On 18 February 2020, the FCA published its annual Sector Views analysis (https://www.fca.org.uk/publication/corporate/sector-views-2020.pdf), which sets out its view of areas of risk and potential harm to consumers in the financial markets. The analysis covers all financial sectors, but the comments made in relation to investment management are of particular interest. The FCA highlighted its concerns in relation to:
- Pricing and quality of investment products
The FCA has observed weak price competition, with no clear relationship between charges and performance and a lack of transparency and clarity on pricing and quality.
- Operational resilience/cybercrime
This can cause financial or data loss to investors and potentially damage market integrity. Poor governance and oversight of outsourced functions and a lack of contingency plans for service disruptions needs to be addressed.
- Disorderly markets
The FCA has identified a potential source of disorderly markets being the liquidity mismatch of daily dealt funds that invest in less liquid assets. The FCA has set out policy changes for illiquid assets and open ended funds and is considering whether there should be tighter rules on liquidity management. The FCA has also said that poor risk management of leveraged strategies (particularly at alternative fund managers) and disorderly transition from LIBOR could also create disorderly markets.
- Market abuse
Performance fees in the asset management sector are identified as creating a potential incentive for market abuse. Innovative technologies and investment strategies used by asset management funds can also increase risk in this area.
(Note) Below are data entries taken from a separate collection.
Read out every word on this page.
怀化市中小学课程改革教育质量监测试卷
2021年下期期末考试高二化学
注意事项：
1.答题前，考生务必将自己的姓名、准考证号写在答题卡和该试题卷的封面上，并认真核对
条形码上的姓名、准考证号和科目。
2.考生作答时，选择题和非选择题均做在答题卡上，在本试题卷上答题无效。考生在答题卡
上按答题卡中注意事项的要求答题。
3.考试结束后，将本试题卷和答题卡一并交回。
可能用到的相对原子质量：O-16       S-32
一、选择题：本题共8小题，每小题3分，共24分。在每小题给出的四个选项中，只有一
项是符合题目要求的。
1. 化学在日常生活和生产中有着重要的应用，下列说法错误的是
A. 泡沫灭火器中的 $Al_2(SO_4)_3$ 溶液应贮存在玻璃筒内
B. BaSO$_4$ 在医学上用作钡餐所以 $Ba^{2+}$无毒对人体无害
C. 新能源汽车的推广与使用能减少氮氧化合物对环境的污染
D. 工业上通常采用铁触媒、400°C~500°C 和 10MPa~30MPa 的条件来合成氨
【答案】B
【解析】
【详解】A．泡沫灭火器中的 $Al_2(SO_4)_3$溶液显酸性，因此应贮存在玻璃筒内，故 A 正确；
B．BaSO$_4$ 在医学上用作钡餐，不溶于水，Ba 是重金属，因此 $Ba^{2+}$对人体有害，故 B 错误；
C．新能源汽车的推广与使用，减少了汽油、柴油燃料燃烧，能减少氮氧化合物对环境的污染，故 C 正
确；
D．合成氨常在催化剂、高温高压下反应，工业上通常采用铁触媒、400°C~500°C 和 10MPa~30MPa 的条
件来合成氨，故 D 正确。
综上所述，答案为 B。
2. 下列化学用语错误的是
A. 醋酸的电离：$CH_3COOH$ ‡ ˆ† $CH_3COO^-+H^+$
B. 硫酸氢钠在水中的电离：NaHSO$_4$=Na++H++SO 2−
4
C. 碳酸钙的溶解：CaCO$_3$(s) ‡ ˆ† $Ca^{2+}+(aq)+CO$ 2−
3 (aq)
- Pricing and quality of institutional intermediary and advice services
The FCA has expressed concerns about competition in this market not being effective. The FCA referred investment consultants and fiduciary managers to the Competition and Markets Authority which led to requirements for them to take action to improve competition.
- Pricing and quality of custody and investment administration services.
The FCA is concerned that firms have weak CASS controls and governance, weak depositary oversight of authorized fund managers and operational resilience.
The FCA's regulatory focus remains on promoting the fair treatment of customers and good value by improving transparency, comparability, accountability and investor protection. Firms should consider themselves on notice of the FCAs concerns, and seek to actively address these areas.